Some 8,100 children and teens are in foster, or “out-of-home” care in Washington, awaiting reunification with their biological families. Regular family time sessions with parents are part of the arrangement, typically in a neutral location and supervised by a representative of a child welfare agency or private nonprofit.

But with Gov. Jay Inslee’s stay-at-home order effective March 26, “we realized pretty quickly that there was a need for a program to train those individuals who would be supervising visits,” Tajima said. “What can a parent do to maintain bonds when they can’t hold the child or give them a hug?”

So Tajima’s team developed a free training curriculum and guide for Supportive Virtual Family Time, which includes videos and tips for every step of the process, such as helping parents cope with stress leading up to the family time, and establishing some online hello/goodbye rituals with their children. The curriculum is piloting another strategy, too: a remote meeting, monitored by the family time navigator, between the parent and foster caregiver. It represents a shift in the approach to child welfare, Tajima explained, making it more about supporting the family rather than “saving” the child.

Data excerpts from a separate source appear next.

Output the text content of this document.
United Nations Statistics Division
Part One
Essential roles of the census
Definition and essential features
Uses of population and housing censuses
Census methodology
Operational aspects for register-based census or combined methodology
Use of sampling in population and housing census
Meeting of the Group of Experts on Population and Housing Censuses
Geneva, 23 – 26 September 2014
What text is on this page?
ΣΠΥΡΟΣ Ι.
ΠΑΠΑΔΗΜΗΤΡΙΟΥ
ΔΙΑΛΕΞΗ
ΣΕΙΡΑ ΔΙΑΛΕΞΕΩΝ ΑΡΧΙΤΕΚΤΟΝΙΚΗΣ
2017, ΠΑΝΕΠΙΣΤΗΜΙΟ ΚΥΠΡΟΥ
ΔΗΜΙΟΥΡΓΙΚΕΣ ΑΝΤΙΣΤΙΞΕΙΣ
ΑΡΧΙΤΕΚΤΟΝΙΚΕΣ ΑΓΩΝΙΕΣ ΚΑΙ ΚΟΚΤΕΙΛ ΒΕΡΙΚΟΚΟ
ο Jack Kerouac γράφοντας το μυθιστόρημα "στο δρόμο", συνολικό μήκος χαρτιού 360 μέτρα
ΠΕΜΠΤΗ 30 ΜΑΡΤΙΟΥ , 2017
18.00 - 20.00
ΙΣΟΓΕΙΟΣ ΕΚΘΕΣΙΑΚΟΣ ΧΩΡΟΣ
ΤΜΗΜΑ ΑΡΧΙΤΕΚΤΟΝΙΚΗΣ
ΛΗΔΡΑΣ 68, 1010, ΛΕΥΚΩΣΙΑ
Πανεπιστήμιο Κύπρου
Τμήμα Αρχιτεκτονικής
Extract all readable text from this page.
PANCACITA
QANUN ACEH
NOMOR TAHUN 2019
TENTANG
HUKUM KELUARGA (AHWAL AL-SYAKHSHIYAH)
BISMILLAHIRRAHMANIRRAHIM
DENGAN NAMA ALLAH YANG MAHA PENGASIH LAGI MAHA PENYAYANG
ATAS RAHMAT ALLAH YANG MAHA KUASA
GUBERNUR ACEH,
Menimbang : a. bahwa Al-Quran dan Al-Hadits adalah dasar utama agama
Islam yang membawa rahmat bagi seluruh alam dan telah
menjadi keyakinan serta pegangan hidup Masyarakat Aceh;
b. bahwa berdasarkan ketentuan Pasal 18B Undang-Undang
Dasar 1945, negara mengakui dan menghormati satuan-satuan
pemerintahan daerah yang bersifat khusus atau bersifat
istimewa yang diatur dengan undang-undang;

Two students joined the research component of Supportive Virtual Family Time: an undergraduate, who compiled a variety of activity ideas for parents and children to participate in during remote family time; and a graduate student, who designed a survey for navigators who have completed the new training and have tried the strategies when monitoring subsequent virtual family time.

The Supportive Virtual Family Time project, like many of the Project Connect efforts, is expected to continue beyond its immediate tasks and goals, the product of a rapid deployment of resources to meet a social challenge, said Rachel Wrenn, the school’s assistant dean for field education.

“We’ve always been very active and committed, as a school, to community needs, but the convergence of the suffering and social injustices uncovered by the pandemic, and the continuing violence in society, will mobilize us to respond in even more innovative ways,” she said.